For the first equation I came up with y<1/3x+-2 (I flipped the sign because I divided by a negative)

The second equation, y>-3/2x+6

For the graph: could someone explain in detail what side of the line I graph? Thanks!!!!

Plot those lines (y=1/3x -2, and the othera, making the lines dashes. Your solution is the area which is above the second line, and below the first.

To graph the system of linear inequalities, we need to draw the boundary lines for each inequality and shade the appropriate regions based on the given inequality conditions.

For the first inequality x - 3y > 6:

1. Let's rewrite the equation to find the slope-intercept form (y = mx + b).
x - 3y > 6
-3y > -x + 6
Divide both sides by -3, and remember to reverse the inequality sign:
y < (1/3)x - 2

2. Start by graphing the boundary line, which is the equation y = (1/3)x - 2.
To do this:
- Choose two x-values, such as x = 0 and x = 3.
- Plug them into the equation to find the corresponding y-values:
For x = 0, y = (1/3)(0) - 2 = -2
For x = 3, y = (1/3)(3) - 2 = -1
- Plot the points (0, -2) and (3, -1), and draw a line through them.

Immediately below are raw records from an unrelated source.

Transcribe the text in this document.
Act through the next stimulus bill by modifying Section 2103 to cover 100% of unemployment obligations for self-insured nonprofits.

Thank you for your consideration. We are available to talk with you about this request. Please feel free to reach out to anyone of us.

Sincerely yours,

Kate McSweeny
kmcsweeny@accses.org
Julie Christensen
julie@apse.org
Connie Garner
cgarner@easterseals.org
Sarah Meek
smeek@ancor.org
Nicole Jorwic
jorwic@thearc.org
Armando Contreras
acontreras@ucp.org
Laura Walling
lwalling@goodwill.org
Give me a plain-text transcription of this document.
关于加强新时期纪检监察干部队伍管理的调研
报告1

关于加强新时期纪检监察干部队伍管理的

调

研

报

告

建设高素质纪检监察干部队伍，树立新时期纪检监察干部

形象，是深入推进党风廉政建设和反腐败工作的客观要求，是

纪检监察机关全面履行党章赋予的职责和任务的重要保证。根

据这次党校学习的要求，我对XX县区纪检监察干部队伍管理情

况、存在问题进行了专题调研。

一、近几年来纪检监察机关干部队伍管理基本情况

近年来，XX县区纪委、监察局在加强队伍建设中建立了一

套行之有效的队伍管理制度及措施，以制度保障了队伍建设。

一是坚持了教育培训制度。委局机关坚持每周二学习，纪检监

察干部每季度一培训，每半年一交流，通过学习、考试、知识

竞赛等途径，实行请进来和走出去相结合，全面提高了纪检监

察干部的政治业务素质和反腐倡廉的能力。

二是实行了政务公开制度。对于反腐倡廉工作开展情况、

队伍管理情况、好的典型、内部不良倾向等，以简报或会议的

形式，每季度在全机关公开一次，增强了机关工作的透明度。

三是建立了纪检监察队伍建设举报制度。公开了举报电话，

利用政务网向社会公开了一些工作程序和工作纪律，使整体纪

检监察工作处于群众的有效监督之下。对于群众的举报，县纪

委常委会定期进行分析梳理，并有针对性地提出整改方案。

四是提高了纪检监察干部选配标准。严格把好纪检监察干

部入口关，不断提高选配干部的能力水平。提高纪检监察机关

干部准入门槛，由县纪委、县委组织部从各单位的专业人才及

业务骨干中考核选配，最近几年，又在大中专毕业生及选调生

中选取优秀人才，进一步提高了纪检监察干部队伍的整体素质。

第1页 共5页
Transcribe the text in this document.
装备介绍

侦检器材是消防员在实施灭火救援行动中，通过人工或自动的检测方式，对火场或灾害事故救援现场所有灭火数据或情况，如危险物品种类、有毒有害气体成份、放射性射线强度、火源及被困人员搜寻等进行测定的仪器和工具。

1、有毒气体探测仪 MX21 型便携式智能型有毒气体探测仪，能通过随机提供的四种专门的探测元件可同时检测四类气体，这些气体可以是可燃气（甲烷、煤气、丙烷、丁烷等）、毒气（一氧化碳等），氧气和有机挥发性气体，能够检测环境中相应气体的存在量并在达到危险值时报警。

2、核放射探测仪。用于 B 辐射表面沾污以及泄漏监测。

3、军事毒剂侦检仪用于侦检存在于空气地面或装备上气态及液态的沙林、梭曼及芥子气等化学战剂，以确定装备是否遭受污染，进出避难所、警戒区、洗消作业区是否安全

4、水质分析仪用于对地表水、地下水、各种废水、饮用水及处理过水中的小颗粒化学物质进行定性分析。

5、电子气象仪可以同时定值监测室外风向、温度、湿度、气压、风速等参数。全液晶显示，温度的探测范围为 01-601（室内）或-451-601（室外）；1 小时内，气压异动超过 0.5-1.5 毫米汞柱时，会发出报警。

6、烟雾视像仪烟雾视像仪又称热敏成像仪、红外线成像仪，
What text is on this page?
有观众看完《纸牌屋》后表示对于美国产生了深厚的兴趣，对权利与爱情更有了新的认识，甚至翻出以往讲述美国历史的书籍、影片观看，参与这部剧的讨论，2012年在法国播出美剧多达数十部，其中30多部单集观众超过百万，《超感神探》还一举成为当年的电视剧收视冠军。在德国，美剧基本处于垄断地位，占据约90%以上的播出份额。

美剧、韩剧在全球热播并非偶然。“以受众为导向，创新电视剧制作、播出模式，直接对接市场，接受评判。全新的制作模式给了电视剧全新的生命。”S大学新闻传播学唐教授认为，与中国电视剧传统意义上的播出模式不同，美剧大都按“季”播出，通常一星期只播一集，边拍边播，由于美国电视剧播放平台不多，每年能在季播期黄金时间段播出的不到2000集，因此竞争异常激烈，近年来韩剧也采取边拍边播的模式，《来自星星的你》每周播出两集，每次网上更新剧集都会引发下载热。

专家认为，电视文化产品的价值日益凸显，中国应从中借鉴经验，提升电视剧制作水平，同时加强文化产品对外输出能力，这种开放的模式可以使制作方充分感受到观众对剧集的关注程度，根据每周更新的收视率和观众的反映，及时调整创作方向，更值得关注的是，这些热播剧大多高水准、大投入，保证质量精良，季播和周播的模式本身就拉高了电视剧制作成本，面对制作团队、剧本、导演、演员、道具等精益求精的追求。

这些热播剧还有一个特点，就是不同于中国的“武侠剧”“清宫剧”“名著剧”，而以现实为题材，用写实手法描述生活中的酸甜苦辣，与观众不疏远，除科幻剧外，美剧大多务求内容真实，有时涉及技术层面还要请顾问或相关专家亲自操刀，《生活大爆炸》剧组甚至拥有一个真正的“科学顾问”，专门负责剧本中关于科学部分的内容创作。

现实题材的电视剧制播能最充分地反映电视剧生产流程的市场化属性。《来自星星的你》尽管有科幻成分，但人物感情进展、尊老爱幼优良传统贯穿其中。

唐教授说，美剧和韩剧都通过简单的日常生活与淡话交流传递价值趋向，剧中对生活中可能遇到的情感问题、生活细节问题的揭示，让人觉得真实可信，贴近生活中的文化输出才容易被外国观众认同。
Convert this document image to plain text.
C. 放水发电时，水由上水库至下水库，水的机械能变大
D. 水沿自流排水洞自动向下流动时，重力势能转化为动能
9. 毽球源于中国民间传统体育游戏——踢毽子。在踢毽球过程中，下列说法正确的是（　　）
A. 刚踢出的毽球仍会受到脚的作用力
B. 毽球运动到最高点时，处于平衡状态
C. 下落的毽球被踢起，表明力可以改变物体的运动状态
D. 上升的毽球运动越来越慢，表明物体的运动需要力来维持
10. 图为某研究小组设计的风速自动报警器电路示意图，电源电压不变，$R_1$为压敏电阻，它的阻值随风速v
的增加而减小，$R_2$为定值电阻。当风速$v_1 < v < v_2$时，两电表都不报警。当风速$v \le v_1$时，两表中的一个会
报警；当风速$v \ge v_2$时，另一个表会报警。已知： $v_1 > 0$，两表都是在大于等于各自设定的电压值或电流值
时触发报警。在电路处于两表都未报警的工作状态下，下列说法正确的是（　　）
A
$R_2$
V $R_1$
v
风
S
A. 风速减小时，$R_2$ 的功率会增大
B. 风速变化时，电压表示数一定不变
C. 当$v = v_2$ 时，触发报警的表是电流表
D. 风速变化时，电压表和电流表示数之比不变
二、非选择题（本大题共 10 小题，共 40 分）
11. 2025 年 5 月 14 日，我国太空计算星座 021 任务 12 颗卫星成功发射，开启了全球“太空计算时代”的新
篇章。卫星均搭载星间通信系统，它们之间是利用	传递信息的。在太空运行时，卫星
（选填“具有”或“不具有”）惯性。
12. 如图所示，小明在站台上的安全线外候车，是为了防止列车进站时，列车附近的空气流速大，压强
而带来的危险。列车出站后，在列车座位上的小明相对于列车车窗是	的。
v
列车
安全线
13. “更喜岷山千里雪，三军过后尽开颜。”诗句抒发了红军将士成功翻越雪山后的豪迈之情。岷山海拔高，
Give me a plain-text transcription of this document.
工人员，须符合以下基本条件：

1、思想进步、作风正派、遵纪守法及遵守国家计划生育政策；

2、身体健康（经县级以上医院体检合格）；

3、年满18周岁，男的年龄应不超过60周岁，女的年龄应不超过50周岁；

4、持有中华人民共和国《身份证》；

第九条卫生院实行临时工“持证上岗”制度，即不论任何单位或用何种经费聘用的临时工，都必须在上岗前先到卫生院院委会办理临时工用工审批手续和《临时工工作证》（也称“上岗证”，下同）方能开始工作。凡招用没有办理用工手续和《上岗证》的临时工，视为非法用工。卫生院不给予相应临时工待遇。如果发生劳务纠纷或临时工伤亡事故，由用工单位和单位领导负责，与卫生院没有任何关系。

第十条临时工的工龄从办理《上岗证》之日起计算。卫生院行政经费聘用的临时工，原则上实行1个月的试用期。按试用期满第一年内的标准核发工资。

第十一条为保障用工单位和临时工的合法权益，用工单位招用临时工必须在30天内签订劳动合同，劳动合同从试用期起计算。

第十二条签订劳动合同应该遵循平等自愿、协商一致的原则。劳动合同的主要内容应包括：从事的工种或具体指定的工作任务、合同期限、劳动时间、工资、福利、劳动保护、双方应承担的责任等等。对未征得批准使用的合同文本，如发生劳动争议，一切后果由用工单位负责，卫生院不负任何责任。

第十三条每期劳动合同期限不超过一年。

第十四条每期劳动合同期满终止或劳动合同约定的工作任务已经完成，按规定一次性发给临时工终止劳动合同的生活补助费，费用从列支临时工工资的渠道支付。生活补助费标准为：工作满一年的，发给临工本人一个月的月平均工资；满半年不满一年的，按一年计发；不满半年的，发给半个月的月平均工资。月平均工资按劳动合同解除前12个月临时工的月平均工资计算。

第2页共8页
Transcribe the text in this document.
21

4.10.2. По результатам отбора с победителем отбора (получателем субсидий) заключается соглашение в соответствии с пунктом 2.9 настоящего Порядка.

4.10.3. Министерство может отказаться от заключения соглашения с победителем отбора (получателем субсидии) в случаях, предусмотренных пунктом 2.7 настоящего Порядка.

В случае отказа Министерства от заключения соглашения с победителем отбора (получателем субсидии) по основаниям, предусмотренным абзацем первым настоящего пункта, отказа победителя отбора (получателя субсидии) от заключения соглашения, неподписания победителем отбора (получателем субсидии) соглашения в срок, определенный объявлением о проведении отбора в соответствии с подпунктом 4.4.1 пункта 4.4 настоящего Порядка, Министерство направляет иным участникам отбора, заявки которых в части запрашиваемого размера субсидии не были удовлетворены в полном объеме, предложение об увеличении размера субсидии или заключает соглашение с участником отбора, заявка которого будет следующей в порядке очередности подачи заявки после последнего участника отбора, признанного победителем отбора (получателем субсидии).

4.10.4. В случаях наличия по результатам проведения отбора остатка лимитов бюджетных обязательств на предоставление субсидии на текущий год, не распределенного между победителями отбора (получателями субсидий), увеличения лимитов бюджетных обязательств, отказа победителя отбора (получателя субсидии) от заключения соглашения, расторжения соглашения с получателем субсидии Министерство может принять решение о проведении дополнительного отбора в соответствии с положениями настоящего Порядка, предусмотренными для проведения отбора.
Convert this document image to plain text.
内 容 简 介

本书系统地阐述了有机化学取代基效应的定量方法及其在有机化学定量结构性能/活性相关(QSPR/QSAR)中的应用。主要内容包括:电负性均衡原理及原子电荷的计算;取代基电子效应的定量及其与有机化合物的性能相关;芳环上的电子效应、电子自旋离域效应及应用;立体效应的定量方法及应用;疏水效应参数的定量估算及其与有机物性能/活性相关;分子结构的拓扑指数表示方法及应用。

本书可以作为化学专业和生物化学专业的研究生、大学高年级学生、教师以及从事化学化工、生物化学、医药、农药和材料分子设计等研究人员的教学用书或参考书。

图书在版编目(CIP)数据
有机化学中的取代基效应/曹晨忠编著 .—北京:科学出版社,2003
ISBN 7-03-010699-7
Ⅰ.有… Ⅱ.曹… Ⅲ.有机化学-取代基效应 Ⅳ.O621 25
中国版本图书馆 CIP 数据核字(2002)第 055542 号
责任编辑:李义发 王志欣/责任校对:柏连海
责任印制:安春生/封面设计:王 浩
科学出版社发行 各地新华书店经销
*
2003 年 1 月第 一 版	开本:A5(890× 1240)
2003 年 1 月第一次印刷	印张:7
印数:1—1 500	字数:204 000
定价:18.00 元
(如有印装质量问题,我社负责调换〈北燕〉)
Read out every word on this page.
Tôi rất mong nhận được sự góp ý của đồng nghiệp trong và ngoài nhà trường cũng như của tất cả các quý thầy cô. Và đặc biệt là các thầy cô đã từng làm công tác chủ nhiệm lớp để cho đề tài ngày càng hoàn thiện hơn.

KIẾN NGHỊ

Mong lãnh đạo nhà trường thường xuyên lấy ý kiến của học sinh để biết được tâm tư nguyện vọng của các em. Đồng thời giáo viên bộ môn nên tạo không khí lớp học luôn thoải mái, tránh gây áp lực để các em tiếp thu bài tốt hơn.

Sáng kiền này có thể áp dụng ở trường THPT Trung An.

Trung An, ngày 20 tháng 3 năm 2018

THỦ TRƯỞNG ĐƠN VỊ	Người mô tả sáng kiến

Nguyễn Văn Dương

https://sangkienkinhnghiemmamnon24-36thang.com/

3. Now, determine which side of the line to shade. Since the inequality is y < (1/3)x - 2, we shade below the line.

For the second inequality 3x + 2y > 12:

1. Solve the equation for y to obtain the slope-intercept form:
3x + 2y > 12
2y > -3x + 12
Divide both sides by 2 and reverse the inequality sign:
y > (-3/2)x + 6

2. Graph the boundary line, which is the equation y = (-3/2)x + 6.
Following similar steps as before, choose two x-values, substitute them into the equation, plot the corresponding points, and draw a line through them.

3. The inequality is y > (-3/2)x + 6, so we shade above the line.

Finally, shade the appropriate regions for each inequality on the graph, considering the directions discussed earlier. The region that is shaded by both inequalities will be the solution to the system of linear inequalities.